Meskipun begitu, kadang masih besar ego yang kubawa. Misalnya saja, aku tidak bisa menyembunyikan emosi marah dan kesal meski menekannya sekuat tenaga. Aku mudah menunjukkannya dengan sikap diam seribu bahasa. Malas bicara. Akibat das sein dan das solen yang tak seimbang. 
Di usia ini juga aku masih menjadi orang yang tidak mudah memaafkan. Tidak mudah pula melupakan perlakuan buruk orang lain. Yang jelas, aku masih selalu berusaha membalas kebaikan atau keburukan yang dilakukan orang lain kepadaku. Mulai dari perkataan hingga perbuatan. Otak ini tak mudah lupa. Kalau dipikir-pikir aku sangat pendendam. 
Di usia ini, aku mulai merasa tidak memiliki siapa-siapa. Perasaan sebatang kara, tidak mempunyai tempat untuk bersandar, tidak ada tempat yang original untuk bisa menjadi diriku sendiri. Ibaratnya, duniaku sudah tidak ada. 
Di usia ini aku hanya mengusahakan apa yang bisa diusahakan. Berat rasanya tapi semua harus dihadapi. 
Selamat ulang tahun diriku, selalulah jadi pribadi yang kuat. 

Minggu, 22 Januari 2023

Menikah Bukanlah Akhir tapi Sebuah Awal Ujian yang Baru

Dear burogu, 

Tanpa sadar sudah 3 tahun saja aku menikah dan menjalani kehidupan rumah tangga. 
Ya, kehidupan berumah tangga yang kuidam-idamkan sangat jauh dari ini. Aku memang tidak berharap banyak, tapi ini sih kebanyakan yang tidak seperti harapan, sampai-sampai cepat muak dan lelah rasanya. 

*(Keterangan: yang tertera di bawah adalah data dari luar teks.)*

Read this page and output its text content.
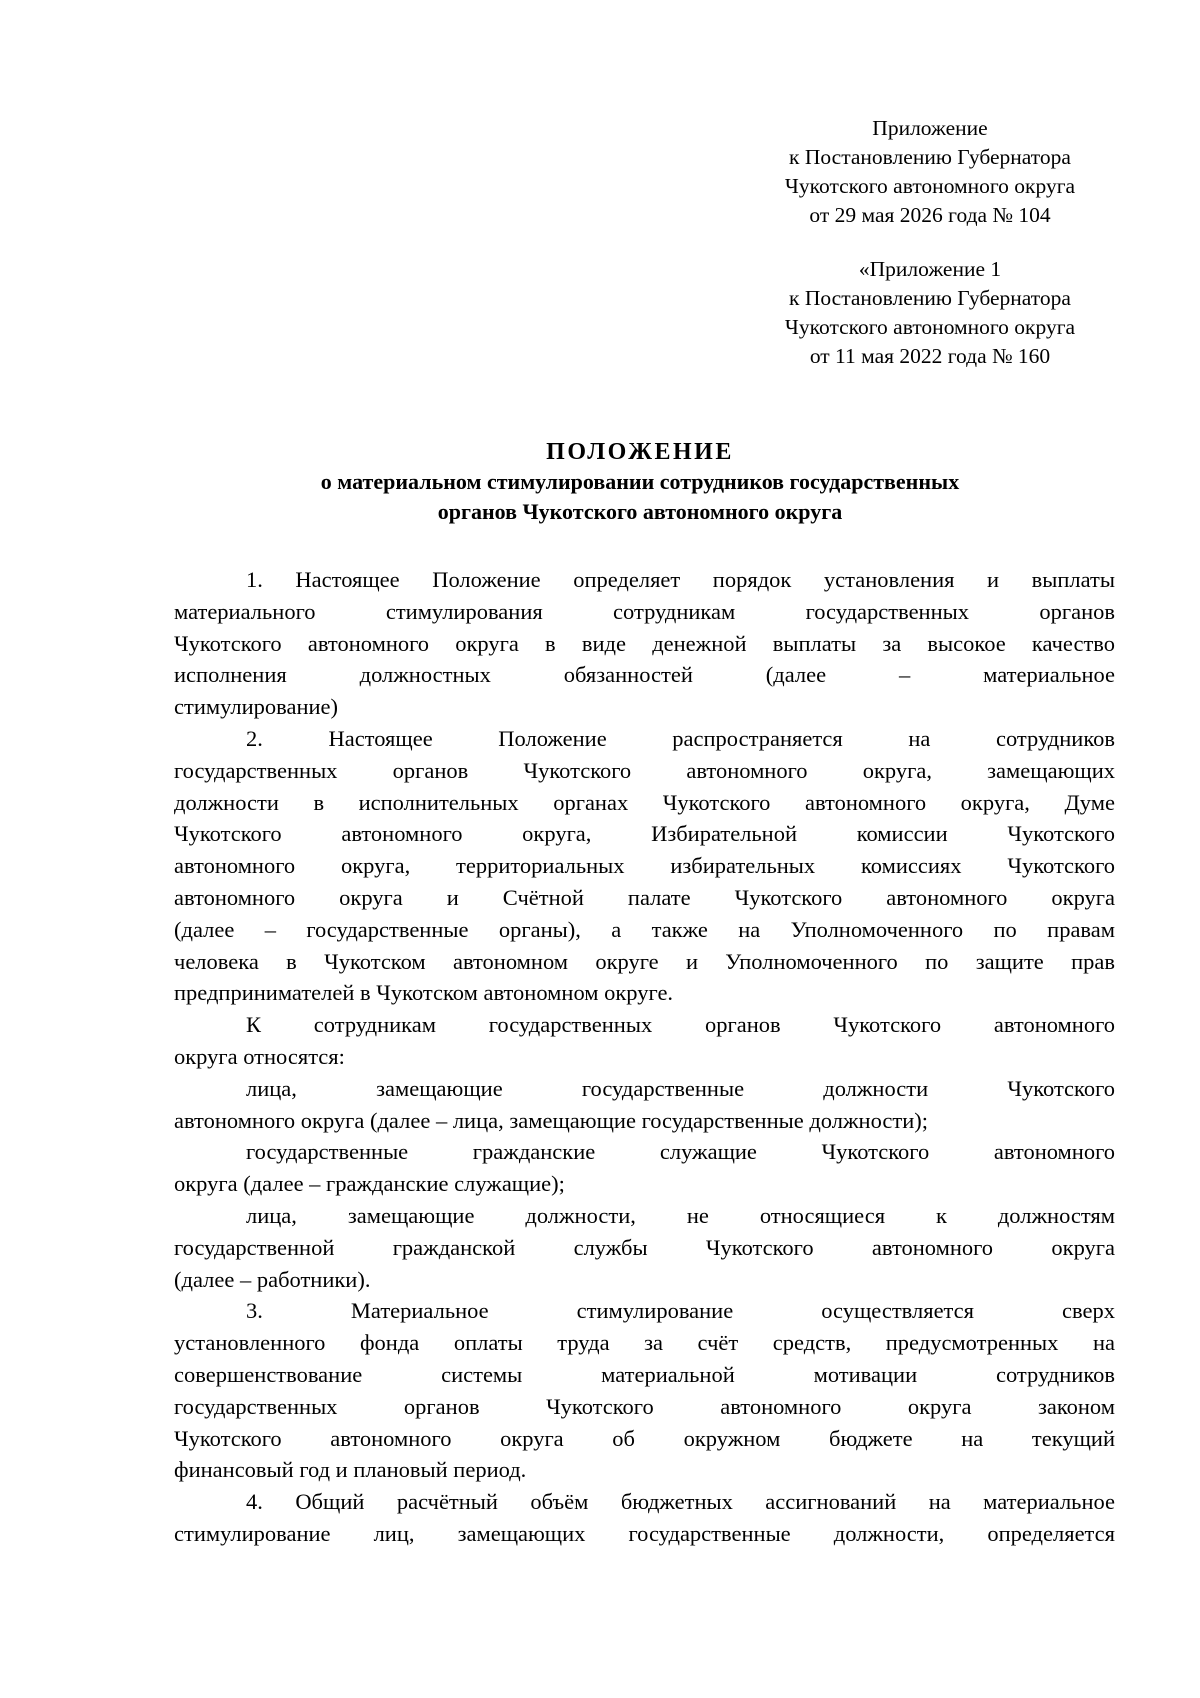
Приложение
к Постановлению Губернатора
Чукотского автономного округа
от 29 мая 2026 года № 104
«Приложение 1
к Постановлению Губернатора
Чукотского автономного округа
от 11 мая 2022 года № 160
ПОЛОЖЕНИЕ
о материальном стимулировании сотрудников государственных
органов Чукотского автономного округа
1. Настоящее Положение определяет порядок установления и выплаты
материального стимулирования сотрудникам государственных органов
Чукотского автономного округа в виде денежной выплаты за высокое качество
исполнения должностных обязанностей (далее – материальное
стимулирование)
2. Настоящее Положение распространяется на сотрудников
государственных органов Чукотского автономного округа, замещающих
должности в исполнительных органах Чукотского автономного округа, Думе
Чукотского автономного округа, Избирательной комиссии Чукотского
автономного округа, территориальных избирательных комиссиях Чукотского
автономного округа и Счётной палате Чукотского автономного округа
(далее – государственные органы), а также на Уполномоченного по правам
человека в Чукотском автономном округе и Уполномоченного по защите прав
предпринимателей в Чукотском автономном округе.
К сотрудникам государственных органов Чукотского автономного
округа относятся:
лица, замещающие государственные должности Чукотского
автономного округа (далее – лица, замещающие государственные должности);
государственные гражданские служащие Чукотского автономного
округа (далее – гражданские служащие);
лица, замещающие должности, не относящиеся к должностям
государственной гражданской службы Чукотского автономного округа
(далее – работники).
3. Материальное стимулирование осуществляется сверх
установленного фонда оплаты труда за счёт средств, предусмотренных на
совершенствование системы материальной мотивации сотрудников
государственных органов Чукотского автономного округа законом
Чукотского автономного округа об окружном бюджете на текущий
финансовый год и плановый период.
4. Общий расчётный объём бюджетных ассигнований на материальное
стимулирование лиц, замещающих государственные должности, определяется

Mulai dari suami yang seorang gamer. Syukurnya dia gak bossy ya orangnya. Mungkin karena penghasilannya jauh lebih kecil dariku dia pun banyak mengalah dan buatku jyga dia memang harus begitu. Paling tidak beberapa hal dalam pekerjaan rumah tangga harus dia kerjakan dong karena tidak mampu menghidupiku dan anakku seperti mencuci baju misalnya, meskipun kebanyakan pria di keluarganya tidak mau melakukannya dan pria yang mencuci baju istri dianggap rendahan. Dalam hati rasanya mau kucecar orang-orang yang berbicara seperti itu. Kayak yang udah berjasa banget buat istrinya sampe ya gitulah.. Emang lu udah ngidupin istri lu dengan benar, kenapa nyuci pakaian istri aja lu gak mau dan lu anggap haram?! Ngotak gak sih?! 
Andai kalimat itu bisa keluar dari mulutku. 

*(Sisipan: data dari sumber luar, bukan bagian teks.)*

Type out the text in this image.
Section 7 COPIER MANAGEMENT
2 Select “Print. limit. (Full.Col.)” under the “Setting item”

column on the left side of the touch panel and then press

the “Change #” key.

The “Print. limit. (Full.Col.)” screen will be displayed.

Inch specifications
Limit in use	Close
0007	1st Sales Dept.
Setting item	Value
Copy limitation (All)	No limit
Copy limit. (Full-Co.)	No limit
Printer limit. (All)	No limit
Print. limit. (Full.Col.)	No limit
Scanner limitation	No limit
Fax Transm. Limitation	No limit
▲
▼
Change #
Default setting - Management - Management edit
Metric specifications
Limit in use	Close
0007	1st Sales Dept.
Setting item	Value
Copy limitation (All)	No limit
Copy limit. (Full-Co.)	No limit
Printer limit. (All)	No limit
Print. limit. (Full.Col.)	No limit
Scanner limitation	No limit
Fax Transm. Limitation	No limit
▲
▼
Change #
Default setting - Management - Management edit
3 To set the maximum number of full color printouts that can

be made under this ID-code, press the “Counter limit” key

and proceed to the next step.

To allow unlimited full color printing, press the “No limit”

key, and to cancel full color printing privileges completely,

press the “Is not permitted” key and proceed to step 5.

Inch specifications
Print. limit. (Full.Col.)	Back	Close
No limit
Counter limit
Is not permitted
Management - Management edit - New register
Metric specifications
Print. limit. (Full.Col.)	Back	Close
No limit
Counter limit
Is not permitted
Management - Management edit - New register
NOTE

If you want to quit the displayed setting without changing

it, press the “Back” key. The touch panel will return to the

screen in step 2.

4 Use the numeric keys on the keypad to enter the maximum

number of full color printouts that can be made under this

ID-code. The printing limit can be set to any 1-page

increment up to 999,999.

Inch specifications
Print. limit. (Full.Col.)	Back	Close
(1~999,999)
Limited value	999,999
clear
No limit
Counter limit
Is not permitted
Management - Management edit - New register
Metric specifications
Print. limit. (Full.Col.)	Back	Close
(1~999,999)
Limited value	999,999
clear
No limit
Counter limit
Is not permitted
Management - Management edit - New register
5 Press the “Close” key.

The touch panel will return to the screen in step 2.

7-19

Aku memang tidak pernah berharap pada kehidupan pernikahan. Sejak awal, aku menyadari apa yang kuangan-angankan hanya bisa menjadi angan-angan saja. Makanya kuberangan-angan dan berandai-andai dengan bebas sebelum menikah, sebelum kenyataan menghantam. 
Semua orang ingin bahagia, ingin kehidupan rumah tangga yang harmonis, langgeng, lancar dan semua yang baik-baik. Tapi kenyataan tidak seperti itu sayangku. 
Ada pesan-pesan yang selalu kuingat yang memang orang sengaja katakan sebagai ancer-ancer kita akan menghadapinya kelak. 
Dalam pernikahan itu, pasti akan selalu ada masalah. "Jika kita rukun dan harmonis dengan suami, berarti bisa jadi kita tidak rukun dengan mertua, ipar, atau orang lainnya. Kalau tidak begitu mungkin kita akan tidak rukun dengan hal lain misalnya uang."

Lalu aku? 

Sejak awal menikah aku sudah menduga masalahku datang dari mertua. Kedua-duanya bermasalah. 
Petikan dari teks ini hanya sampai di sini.